Over the last few decades, as a fall off in enthusiasm for newsprint, or news, or reading, has caused the ranks of professional newspaper journalists to dwindle, a vast nonprofit sector has arisen to interpret the state of the professional news media. I'm not entirely sure why it has arisen now, when there's less and less of a professional news business to interpret, but I suspect it largely has to do with finding jobs for newspaper reporters after they reach their 40th birthday. That, and the general tendency of our culture to lavish attention on American subcultures only after they disappear. The western didn't ripen as a genre, first in dime novels and then in movies, until the Wild West had been tamed. The Newseum wasn't built until the newspapers and network TV news programs that it celebrates were fast becoming a thing of the past. We are rapidly approaching the historical moment in which the journalism-analysis-industrial complex becomes larger than the journalism-industrial complex. For every working journalist there will soon be five or six foundation-employed experts peering over his shoulder ready to kibbitz every keystroke. The parasite will slowly consume what's left of its host. And that's before we even take into account bloggers who work for no pay.
As a onetime newspaper reporter myself--one who reached his 40th birthday nearly 14 years ago--I find all this quite depressing. But until today there burned within me one tiny flicker of hope. The journalism-analysis complex, for all its gum-beating pomposity, did perform one useful function. It furnished readers. I mean, Christ, somebody's gotta read this stuff, right? And if it isn't going to be ordinary citizens, why not let it be a corps of professional chin-pullers?
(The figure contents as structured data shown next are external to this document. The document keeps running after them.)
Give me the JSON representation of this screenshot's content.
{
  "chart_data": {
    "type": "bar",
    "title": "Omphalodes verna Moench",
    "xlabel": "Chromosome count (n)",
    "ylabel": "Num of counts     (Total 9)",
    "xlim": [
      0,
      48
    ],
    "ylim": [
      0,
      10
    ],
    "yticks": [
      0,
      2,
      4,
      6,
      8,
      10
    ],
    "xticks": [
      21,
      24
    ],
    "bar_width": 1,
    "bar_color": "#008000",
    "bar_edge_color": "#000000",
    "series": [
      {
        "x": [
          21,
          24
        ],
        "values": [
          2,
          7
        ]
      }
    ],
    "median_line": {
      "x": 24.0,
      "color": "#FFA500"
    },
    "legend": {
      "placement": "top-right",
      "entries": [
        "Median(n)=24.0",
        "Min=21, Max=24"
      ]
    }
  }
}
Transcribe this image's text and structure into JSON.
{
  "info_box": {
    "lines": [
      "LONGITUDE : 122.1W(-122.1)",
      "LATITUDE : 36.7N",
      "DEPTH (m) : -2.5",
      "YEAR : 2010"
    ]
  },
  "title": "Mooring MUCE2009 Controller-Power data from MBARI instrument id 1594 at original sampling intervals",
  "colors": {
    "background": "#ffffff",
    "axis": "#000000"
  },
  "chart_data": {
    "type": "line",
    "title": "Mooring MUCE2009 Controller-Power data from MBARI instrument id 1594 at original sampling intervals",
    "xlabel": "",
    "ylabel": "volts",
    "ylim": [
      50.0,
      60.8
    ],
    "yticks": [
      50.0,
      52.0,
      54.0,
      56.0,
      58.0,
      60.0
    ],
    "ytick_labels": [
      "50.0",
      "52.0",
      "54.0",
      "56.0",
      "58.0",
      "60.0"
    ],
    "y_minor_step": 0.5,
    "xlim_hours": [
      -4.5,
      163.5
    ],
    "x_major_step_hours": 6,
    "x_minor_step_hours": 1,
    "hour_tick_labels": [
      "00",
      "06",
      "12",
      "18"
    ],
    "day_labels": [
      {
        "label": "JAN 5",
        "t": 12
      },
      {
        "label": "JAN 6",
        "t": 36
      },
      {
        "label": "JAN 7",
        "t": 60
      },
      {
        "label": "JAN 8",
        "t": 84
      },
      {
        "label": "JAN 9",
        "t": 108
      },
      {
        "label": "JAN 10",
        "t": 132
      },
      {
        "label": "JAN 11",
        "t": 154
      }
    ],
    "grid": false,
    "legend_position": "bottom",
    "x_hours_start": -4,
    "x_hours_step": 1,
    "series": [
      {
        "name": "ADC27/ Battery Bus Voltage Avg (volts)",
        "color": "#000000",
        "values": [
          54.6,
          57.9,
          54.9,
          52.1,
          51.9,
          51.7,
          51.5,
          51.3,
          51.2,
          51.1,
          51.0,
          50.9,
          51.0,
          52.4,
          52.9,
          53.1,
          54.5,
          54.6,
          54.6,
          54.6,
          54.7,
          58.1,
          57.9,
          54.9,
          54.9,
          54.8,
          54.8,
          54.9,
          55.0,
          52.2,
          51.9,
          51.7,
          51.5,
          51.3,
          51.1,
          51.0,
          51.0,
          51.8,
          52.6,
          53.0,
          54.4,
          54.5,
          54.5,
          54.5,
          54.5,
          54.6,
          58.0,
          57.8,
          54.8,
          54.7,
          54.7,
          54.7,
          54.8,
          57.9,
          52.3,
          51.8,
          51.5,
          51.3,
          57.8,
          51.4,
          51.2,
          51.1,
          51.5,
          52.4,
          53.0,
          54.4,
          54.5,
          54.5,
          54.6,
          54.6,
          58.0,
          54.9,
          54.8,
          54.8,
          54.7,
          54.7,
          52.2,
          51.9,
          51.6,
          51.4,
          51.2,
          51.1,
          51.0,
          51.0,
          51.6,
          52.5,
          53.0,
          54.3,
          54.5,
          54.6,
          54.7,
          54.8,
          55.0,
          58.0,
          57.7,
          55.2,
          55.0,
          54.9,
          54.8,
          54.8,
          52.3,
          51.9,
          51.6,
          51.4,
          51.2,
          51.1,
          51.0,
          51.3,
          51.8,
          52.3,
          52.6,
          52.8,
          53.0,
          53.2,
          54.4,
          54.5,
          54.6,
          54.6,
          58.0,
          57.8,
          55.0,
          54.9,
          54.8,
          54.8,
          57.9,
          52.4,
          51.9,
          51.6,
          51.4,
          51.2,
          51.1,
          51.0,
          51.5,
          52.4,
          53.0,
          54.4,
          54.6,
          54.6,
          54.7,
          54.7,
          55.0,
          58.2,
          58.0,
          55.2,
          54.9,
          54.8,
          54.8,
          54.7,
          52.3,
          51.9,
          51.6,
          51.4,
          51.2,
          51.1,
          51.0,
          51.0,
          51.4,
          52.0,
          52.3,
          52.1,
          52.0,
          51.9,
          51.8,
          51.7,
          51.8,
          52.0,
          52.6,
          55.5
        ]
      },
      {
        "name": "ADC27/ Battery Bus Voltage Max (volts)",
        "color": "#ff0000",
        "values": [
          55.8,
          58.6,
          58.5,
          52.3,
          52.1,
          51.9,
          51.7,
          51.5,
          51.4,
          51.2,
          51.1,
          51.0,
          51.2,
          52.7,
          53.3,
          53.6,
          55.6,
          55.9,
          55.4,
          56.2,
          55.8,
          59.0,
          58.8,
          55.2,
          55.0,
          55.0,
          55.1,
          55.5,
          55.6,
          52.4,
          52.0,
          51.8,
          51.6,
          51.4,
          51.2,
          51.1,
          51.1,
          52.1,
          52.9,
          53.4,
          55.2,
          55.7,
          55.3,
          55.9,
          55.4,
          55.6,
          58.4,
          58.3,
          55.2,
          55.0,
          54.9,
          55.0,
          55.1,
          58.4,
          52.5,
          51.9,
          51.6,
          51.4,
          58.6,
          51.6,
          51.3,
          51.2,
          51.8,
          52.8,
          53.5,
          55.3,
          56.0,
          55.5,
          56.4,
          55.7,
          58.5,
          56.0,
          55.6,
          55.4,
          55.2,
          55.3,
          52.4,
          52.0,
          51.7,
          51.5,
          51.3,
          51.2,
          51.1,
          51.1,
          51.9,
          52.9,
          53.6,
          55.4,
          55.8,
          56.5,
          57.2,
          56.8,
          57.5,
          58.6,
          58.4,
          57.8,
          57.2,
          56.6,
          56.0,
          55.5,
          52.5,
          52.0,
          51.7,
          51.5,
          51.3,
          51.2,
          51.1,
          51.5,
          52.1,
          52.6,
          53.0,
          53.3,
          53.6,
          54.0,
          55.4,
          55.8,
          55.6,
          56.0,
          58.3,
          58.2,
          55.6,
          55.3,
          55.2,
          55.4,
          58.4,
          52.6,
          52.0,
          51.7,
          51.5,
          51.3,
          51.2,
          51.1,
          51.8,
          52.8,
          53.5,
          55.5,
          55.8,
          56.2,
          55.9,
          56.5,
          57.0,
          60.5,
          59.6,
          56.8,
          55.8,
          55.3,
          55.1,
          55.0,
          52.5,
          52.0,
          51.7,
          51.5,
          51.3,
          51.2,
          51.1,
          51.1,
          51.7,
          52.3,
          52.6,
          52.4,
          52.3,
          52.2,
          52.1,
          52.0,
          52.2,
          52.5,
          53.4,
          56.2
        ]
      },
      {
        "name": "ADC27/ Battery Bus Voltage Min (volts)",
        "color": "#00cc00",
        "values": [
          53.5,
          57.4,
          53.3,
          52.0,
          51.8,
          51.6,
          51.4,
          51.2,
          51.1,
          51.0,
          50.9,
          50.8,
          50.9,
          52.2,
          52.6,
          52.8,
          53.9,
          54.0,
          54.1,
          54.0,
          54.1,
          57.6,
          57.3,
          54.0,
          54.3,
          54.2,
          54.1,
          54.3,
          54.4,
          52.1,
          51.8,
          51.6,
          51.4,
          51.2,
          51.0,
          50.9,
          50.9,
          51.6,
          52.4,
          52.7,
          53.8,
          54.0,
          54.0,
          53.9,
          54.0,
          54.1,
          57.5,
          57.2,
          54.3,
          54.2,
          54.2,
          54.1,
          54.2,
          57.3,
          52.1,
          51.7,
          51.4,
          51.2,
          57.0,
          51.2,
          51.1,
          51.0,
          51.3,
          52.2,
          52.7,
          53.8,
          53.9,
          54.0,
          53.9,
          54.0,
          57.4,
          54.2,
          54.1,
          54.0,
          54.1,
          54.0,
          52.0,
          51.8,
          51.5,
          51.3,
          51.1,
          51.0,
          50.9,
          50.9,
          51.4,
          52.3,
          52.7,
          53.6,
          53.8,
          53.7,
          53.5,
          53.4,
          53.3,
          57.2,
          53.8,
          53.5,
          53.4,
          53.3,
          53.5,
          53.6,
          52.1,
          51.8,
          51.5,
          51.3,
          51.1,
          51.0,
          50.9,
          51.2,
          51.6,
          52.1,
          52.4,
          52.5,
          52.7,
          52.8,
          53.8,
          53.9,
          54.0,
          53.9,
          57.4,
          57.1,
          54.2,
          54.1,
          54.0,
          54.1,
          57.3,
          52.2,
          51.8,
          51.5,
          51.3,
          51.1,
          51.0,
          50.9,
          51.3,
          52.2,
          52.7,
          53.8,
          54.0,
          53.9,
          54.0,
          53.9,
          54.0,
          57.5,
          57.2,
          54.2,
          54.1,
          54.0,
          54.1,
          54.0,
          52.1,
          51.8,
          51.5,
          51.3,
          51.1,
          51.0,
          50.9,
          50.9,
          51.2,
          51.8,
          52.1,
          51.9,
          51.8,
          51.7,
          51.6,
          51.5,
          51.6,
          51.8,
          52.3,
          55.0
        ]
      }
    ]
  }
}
Beggars can't be choosers!
That final hope is dashed by an Oct. 17 press release from the Pew Research Center's Project For Excellence in Journalism. It announces a new study about media coverage of the presidential candidates. What interested me wasn't Pew's findings, which were predictable--Rick Perry and then Herman Cain got favorable coverage, Obama got dumped on, yadda yadda--but rather its method. The study, we learned, "combines PEJ's ongoing weekly content analysis with computer algorithmic technology developed by Crimson Hexagon. The report introduces a new research tool for the Pew Research Center...." That got me to look at the report itself. Apparently Pew had a team of human researchers cull all the campaign coverage from 62 news-media outlets. Then, "to assess the tone of the coverage," the humans "conducted a tone analysis and then 'trained' the algorithm to follow the same rules they had themselves." Instead of 62 outlets Crimson Hexagon's algorithm gobbled up coverage and commentary from 11,500 news outlets. Then it did the same for "hundreds of thousands of blogs." (Facebook and Twitter feeds were excluded because the commentaries there were deemed too brief and often an echo chamber for existing blog or news content, but I'm sure they'll be included eventually too.)
Apparently the journalism-analysis-industrial complex, following the well-worn path of other industrial complexes, is replacing human readers with automated ones. Henceforth journalists who earn their pay writing for the Miami Herald and the Boston Globe (not to mention the New Republic) can look forward to serving a readership made up entirely of machines. These machines will produce interpretive reports that will be read, I guess, by other machines. Advertising agencies will devise ad campaigns deemed appealing to machines. What kind of Scotch do bots like? I guess we'll find out. Eventually bots will be making pissed-off phone calls to circulation departments demanding to know why the goddamned bot that delivers the morning paper keeps throwing it into the rose bushes instead of onto the front porch. Other bots will write letters to the editor proposing that Ray Kurzweil's birthday be made a national holiday. But I guess we human journalists don't have to worry too much about any of this because by then we will have been replaced by androids. Maybe they'll have some better ideas about how to revive the Newspaper Guild.